Train the model using the hyperparameter from the result of the grid search.

best_params <- list(
  objective = "binary:logistic",
  eval_metric = "error",
  max_depth = best_max_depth,
  eta = best_eta
)

model_xg_grid <- xgboost(
  data = train_x,
  label = train_y,
  params = best_params,
  nrounds = best_nrounds,
  verbose = 0
)

predict_xg_grid <- predict(model_xg_grid, test_x)

Show the hyperparameters from grid search.

Best Hyperparameters
Parameters	Values
max_depth	7.0
eta	0.1
nrounds	100.0
subsample	0.6
colsample_bytree	0.9

Table 8 above shows the best hyperparmeters obtained from the grid search technique.

The preformance of XGBoost + Grid Search has been improved to 78.229% of the result correct.

4. Blending

Blending is a very common technique used in machine learning. The idea behind blending is that the strengths of individual models compensate for the weaknesses of others, resulting in a more robust and accurate prediction.

blending <- function(predict_xg,predictions_rf,predictions_cv){
  predict_blend <- weight1 * predict_xg + weight2 * predictions_rf + weight3 * predictions_cv
}

weight1 <- 1/3
weight2 <- 1/3
weight3 <- 1/3

prediction_blend <- blending(predict_xg,predictions_rf,predictions_cv)

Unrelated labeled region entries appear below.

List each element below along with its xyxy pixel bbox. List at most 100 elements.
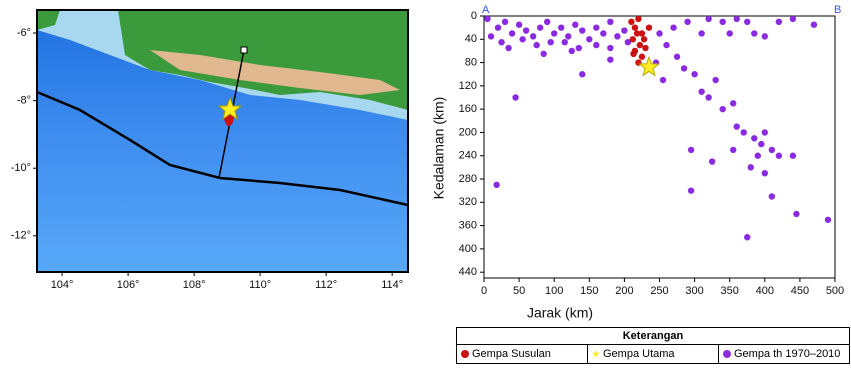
earthquake-point [691,71,697,77]
earthquake-point [533,42,539,48]
earthquake-point [607,56,613,62]
profile-start: A [482,4,490,16]
y-tick-label: 200 [459,126,477,138]
x-tick-label: 106° [117,279,140,291]
aftershock-point [641,36,647,42]
x-tick-label: 450 [791,285,809,297]
earthquake-point [484,16,490,22]
earthquake-point [537,24,543,30]
y-axis-label: Kedalaman (km) [431,97,447,200]
earthquake-point [762,129,768,135]
y-tick-label: 0 [471,10,477,22]
x-tick-label: 250 [650,285,668,297]
legend-label: Gempa th 1970–2010 [734,348,840,360]
earthquake-point [495,24,501,30]
earthquake-point [769,147,775,153]
earthquake-point [569,48,575,54]
x-tick-label: 50 [513,285,525,297]
earthquake-point [681,65,687,71]
earthquake-point [674,54,680,60]
earthquake-point [663,42,669,48]
earthquake-point [712,77,718,83]
earthquake-point [727,30,733,36]
earthquake-point [509,30,515,36]
earthquake-point [751,30,757,36]
earthquake-point [505,45,511,51]
earthquake-point [730,100,736,106]
x-tick-label: 200 [615,285,633,297]
page: A B Jarak (km) Kedalaman (km) 104°106°10… [0,0,851,369]
earthquake-point [688,147,694,153]
y-tick-label: -12° [11,230,31,242]
x-tick-label: 400 [756,285,774,297]
aftershock-point [642,45,648,51]
y-tick-label: 240 [459,150,477,162]
earthquake-point [744,234,750,240]
aftershock-point [637,42,643,48]
earthquake-point [565,33,571,39]
earthquake-point [551,30,557,36]
earthquake-point [593,24,599,30]
legend-title: Keterangan [457,328,849,345]
earthquake-point [593,42,599,48]
earthquake-point [660,77,666,83]
earthquake-point [719,106,725,112]
earthquake-point [734,16,740,22]
x-axis-label: Jarak (km) [527,305,593,321]
x-tick-label: 108° [183,279,206,291]
legend-label: Gempa Utama [603,348,675,360]
earthquake-point [572,22,578,28]
aftershock-point [646,24,652,30]
x-tick-label: 100 [545,285,563,297]
earthquake-point [769,193,775,199]
earthquake-point [790,153,796,159]
x-tick-label: 150 [580,285,598,297]
earthquake-point [776,153,782,159]
aftershock-point [635,16,641,22]
y-tick-label: 320 [459,196,477,208]
y-tick-label: 280 [459,173,477,185]
earthquake-point [579,27,585,33]
earthquake-point [709,158,715,164]
earthquake-point [758,141,764,147]
x-tick-label: 112° [315,279,337,291]
y-tick-label: 40 [465,33,477,45]
earthquake-point [811,22,817,28]
y-tick-label: -10° [11,162,31,174]
earthquake-point [705,94,711,100]
profile-end-label: B [834,4,841,16]
earthquake-point [670,24,676,30]
y-tick-label: 440 [459,266,477,278]
earthquake-point [793,211,799,217]
y-tick-label: -6° [17,27,31,39]
plot-frame [484,16,835,278]
figure: A B Jarak (km) Kedalaman (km) 104°106°10… [0,0,851,326]
earthquake-point [576,45,582,51]
earthquake-point [579,71,585,77]
y-tick-label: 400 [459,243,477,255]
aftershock-point [632,24,638,30]
earthquake-point [684,19,690,25]
earthquake-point [544,19,550,25]
legend-item: Gempa th 1970–2010 [719,345,849,363]
earthquake-point [751,135,757,141]
earthquake-point [540,51,546,57]
aftershock-point [628,19,634,25]
earthquake-point [698,30,704,36]
legend-symbol [461,350,469,358]
x-tick-label: 114° [381,279,403,291]
earthquake-point [621,27,627,33]
earthquake-point [600,30,606,36]
earthquake-point [523,27,529,33]
earthquake-point [614,33,620,39]
earthquake-point [607,19,613,25]
legend-item: Gempa Utama [588,345,719,363]
earthquake-point [502,19,508,25]
earthquake-point [790,16,796,22]
earthquake-point [730,147,736,153]
earthquake-point [755,153,761,159]
aftershock-point [630,36,636,42]
map [37,10,408,272]
earthquake-point [547,39,553,45]
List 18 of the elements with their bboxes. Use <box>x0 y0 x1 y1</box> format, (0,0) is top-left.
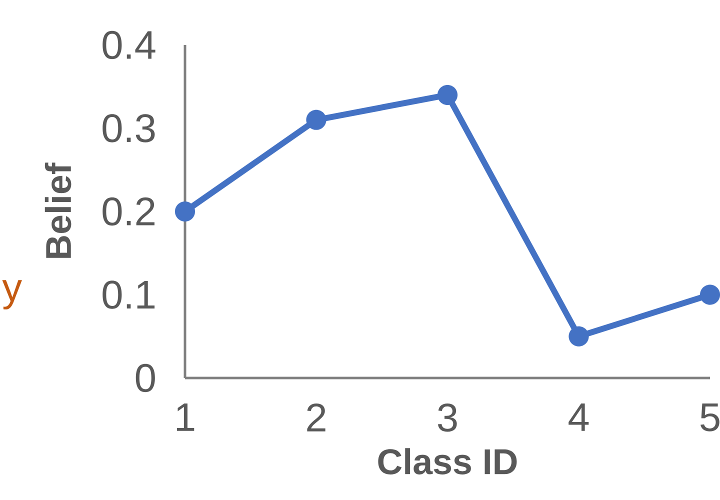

By changing the weights of each model in blending, we are able to make the predicted result even better and estimated 82% result correct.

Model Performance Summary

In Table 9 we can find the model performance, and in this dataset Random Forest and XGBoost are the best models.

Model Performance Summary
Model	Accuracy
Logistic Regression	0.77033
CART	0.77511
CART + Cross Validation	0.78229
Random Forest	0.78468
XGBoost	0.77511
XGBoost + Grid Search	0.78229
Blending	0.81862

5. Conclusion

In this report, I have used some plots and mean survival rates to help doing the data cleansing and visualization. After the data preparation, the model that used for this data-set are “Logistic Regression”, “CART”, “Random Forest” and “XGBoost”. Also applied Blending method to find the weighted average of these models, and found a more robust and accurate prediction. The performance of the model can achieve 85% of the result correct.